We sat about the round oak table, eating pizza, drinking champagne, watching the fire. Irish Brad entertained us with stories, but I didn’t listen carefully. I kept looking at Caroline, holding sleeping Lucy, eating her pizza carefully, so that she wouldn’t joggle Lucy too much and awaken her. I wondered if Caroline was perhaps sitting in the same chair she had been sitting in two years before, right after Lucy’s birth, when I had sat holding Lucy at my breast, and feeding Adam and myself with my one free hand, and hating Caroline and Cathy with all my heart.

Oh, love. It is not a constant thing, though we would all prefer it to be so; it would certainly make for a calmer life. Love and time; love needs time; love must climb time as
if time were a series of beautiful, twisted, convoluted stairs, with landings to rest at, and window seats looking out over the past, and railings to hold to against a fall into nothingness, and perhaps, one hopes, a room of wisdom and knowledge at the last step, at the top.

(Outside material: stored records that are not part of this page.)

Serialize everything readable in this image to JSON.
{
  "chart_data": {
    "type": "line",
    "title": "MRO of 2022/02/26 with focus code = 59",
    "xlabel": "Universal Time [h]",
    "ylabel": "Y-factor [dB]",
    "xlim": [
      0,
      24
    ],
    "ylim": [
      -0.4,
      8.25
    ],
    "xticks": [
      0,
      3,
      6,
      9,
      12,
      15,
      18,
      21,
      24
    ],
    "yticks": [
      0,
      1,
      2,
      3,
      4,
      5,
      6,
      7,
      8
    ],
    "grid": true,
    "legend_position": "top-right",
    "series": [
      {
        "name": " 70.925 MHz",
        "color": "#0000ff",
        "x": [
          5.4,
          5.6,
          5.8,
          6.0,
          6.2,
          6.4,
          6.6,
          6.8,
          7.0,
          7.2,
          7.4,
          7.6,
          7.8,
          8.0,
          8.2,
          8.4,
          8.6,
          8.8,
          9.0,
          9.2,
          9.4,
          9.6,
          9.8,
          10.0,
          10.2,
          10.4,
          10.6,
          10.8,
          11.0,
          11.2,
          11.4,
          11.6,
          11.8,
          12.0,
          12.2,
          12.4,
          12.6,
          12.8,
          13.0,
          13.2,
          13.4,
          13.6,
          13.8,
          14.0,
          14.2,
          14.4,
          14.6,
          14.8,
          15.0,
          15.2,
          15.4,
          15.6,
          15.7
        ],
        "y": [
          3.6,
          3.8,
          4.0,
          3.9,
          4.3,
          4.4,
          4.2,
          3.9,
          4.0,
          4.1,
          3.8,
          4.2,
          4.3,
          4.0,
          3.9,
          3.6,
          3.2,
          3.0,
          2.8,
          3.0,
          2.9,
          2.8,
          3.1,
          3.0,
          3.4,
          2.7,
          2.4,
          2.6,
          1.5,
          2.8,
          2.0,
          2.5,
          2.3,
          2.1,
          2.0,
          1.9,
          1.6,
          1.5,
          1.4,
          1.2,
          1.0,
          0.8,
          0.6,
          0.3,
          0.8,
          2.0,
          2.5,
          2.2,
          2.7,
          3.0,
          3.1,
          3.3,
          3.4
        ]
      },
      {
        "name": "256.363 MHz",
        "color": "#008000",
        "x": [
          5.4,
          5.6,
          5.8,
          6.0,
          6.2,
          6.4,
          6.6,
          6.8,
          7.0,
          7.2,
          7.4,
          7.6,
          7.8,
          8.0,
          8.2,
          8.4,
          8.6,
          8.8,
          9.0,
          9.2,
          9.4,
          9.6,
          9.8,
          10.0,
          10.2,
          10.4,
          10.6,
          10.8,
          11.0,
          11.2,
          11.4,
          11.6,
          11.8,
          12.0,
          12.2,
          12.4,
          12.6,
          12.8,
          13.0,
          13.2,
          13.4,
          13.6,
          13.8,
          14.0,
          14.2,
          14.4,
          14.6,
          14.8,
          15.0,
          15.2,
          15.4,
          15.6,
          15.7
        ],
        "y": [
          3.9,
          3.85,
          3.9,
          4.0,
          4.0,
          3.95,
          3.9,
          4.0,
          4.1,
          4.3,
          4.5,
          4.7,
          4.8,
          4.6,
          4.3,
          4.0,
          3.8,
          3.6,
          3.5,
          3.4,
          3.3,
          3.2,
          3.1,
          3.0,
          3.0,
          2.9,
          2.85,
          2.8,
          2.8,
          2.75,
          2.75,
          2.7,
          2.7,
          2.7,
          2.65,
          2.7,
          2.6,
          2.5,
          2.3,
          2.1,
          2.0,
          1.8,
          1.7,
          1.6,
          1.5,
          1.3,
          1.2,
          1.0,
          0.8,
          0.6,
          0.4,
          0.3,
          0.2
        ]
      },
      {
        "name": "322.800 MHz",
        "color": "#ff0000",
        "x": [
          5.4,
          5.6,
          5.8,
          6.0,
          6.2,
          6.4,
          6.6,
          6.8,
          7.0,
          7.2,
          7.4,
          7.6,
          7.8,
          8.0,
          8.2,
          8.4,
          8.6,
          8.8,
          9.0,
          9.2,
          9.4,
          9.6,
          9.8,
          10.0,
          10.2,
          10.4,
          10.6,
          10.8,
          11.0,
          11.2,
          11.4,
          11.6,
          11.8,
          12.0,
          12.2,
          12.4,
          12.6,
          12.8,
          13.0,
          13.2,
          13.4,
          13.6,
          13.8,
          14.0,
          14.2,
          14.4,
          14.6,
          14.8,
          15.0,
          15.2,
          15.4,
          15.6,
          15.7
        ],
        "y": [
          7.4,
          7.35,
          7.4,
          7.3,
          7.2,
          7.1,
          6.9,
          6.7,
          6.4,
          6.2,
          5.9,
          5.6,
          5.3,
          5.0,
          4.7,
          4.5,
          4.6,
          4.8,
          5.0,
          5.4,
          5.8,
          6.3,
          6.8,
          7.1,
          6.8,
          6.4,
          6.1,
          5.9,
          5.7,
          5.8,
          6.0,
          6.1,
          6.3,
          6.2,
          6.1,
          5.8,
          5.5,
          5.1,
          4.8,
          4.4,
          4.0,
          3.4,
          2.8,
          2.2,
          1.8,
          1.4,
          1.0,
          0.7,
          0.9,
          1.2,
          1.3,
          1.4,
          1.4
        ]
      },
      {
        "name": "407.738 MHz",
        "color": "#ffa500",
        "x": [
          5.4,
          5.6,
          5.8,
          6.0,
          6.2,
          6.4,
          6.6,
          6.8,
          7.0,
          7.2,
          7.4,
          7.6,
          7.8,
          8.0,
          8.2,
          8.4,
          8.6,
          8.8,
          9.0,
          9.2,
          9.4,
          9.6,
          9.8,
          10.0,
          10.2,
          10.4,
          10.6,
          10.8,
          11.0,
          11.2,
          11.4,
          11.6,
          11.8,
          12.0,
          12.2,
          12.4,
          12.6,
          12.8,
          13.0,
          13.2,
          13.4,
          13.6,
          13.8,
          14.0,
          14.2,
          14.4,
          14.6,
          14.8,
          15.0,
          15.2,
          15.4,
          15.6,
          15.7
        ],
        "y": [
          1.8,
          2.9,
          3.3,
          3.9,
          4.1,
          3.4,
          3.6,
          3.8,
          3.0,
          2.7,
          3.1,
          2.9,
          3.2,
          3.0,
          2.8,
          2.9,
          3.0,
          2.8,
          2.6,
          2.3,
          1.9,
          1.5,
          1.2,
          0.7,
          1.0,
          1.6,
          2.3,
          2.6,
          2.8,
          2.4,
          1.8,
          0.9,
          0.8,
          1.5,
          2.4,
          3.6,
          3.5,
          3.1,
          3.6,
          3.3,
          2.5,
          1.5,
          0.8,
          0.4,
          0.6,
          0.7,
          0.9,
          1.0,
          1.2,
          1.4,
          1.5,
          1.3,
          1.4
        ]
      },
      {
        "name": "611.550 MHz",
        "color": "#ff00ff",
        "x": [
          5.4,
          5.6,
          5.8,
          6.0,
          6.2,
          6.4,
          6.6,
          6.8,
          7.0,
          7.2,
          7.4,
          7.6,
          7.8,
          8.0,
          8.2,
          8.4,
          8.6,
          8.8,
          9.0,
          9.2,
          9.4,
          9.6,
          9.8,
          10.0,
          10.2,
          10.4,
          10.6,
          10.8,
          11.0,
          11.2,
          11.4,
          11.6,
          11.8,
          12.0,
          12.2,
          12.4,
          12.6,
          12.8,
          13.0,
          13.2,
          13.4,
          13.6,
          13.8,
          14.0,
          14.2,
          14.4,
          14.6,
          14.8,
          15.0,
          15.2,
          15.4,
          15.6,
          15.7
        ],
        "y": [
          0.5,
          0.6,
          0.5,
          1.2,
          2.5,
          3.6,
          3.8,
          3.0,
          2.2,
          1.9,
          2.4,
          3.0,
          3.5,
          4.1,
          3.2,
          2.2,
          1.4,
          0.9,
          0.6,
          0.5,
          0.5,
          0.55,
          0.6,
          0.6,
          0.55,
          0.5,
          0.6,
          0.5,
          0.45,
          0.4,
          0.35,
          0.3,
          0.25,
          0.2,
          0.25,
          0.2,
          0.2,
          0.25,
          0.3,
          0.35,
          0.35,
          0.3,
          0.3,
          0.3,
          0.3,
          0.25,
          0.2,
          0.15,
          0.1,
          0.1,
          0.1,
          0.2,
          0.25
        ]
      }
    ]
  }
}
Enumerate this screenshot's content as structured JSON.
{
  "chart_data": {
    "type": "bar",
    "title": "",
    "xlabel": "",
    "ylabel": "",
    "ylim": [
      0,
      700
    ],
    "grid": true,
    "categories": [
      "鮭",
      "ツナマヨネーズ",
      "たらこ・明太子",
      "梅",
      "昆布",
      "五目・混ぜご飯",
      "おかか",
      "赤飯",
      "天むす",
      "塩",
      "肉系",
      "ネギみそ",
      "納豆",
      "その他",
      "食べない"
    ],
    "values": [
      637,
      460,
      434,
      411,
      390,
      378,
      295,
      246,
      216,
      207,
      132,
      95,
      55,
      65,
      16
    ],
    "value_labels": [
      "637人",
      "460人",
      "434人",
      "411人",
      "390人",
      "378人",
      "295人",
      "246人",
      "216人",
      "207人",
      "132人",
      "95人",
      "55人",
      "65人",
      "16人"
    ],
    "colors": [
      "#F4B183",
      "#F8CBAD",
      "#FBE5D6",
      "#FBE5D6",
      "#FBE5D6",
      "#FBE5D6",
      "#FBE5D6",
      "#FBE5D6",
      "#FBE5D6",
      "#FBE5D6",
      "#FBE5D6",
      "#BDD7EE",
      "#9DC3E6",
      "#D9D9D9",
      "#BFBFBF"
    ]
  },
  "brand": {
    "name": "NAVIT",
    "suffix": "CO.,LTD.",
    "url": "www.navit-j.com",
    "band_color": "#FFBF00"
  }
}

Here in Helsinki, I am not anywhere near the wisdom of that last step, but I have come this far, I do see now that I love Charlie, and that I always will. He loves me. We have come this far, quite far, together. I realize now that it is okay, it is allowable, to love other things at the same time I love him; my love for him is not diminished. And he realizes now that I must do the things I want to do or become a stunted person. In our case the way of separation enriches our love; the way of togetherness would have destroyed it. He will travel and lecture, and I will teach and play with the children, and we will write letters to each other. In a few short months we will be together again. It will be nice, coming together again. Perhaps there will be more comings and goings in our lives now that we are mutual people, both of us standing on our own personal ground. I will love him better for being independent of him. He will love me better, I think, because I will become a better person to love. It seems exciting. After thirteen years of marriage it seems that we are starting all over again.

And I love my children. I will love them enough to know, to accept the knowledge, that there will be times when I will hate them, when they will hate me, when we will make each other grieve and cry. But for the most part I will happily soak in the love, the beauty, the joy, of living with these young people.

I love my stepdaughters. Yes, I’ve climbed this far; I can say with honesty that I love them. It will be an interesting experience living with Caroline. Will she expect me to be her mother and keeper and cook and maid, or will she want to live as if we are friends? What will Adam think of having her in the house with us? He is almost five now, beginning to ask questions, sense relationships, put things together. He has never asked Charlie or me why Caroline calls Charlie “Dad” or why Caroline’s last name is the same as ours, but I know the time will come when he will. What will I, or Charlie—it’s his problem after all—say to Adam, innocent Adam, about Caroline and Cathy, these first children of his? What will we say to Adam about marriage and divorce and children then? Will Adam be afraid then that Charlie will leave him? Well, if so, he’ll just have to
be afraid; there is always that possibility. This is the twentieth century, and even though we live on a farm now, we are caught up in the values of our time. All in all, I think Caroline and I will have a good time together this semester. I am looking forward to talking and laughing and sharing life with her. It’s obvious that I care for her—love her—more than I do Cathy. It always has been that way. But I feel no grudge against Cathy, and I think she carries no grudge against me. Out there in California with her guitar-playing boyfriend, she probably doesn’t think of me at all. She’s never needed me, leaned on me at all; it’s always been men she’s preferred, right from the start. Well, Adam is turning out to be a handsome and charming boy; perhaps when Cathy comes back this way she will enjoy his company. Perhaps someday Cathy will take Adam and Caroline will take Lucy to a movie, and they’ll sit and eat popcorn and laugh together, and perhaps, since they can never live as brother and sisters, perhaps they’ll live as friends. Perhaps they will somehow enrich each other’s lives. That is the most I could hope for. That would be a very fine thing.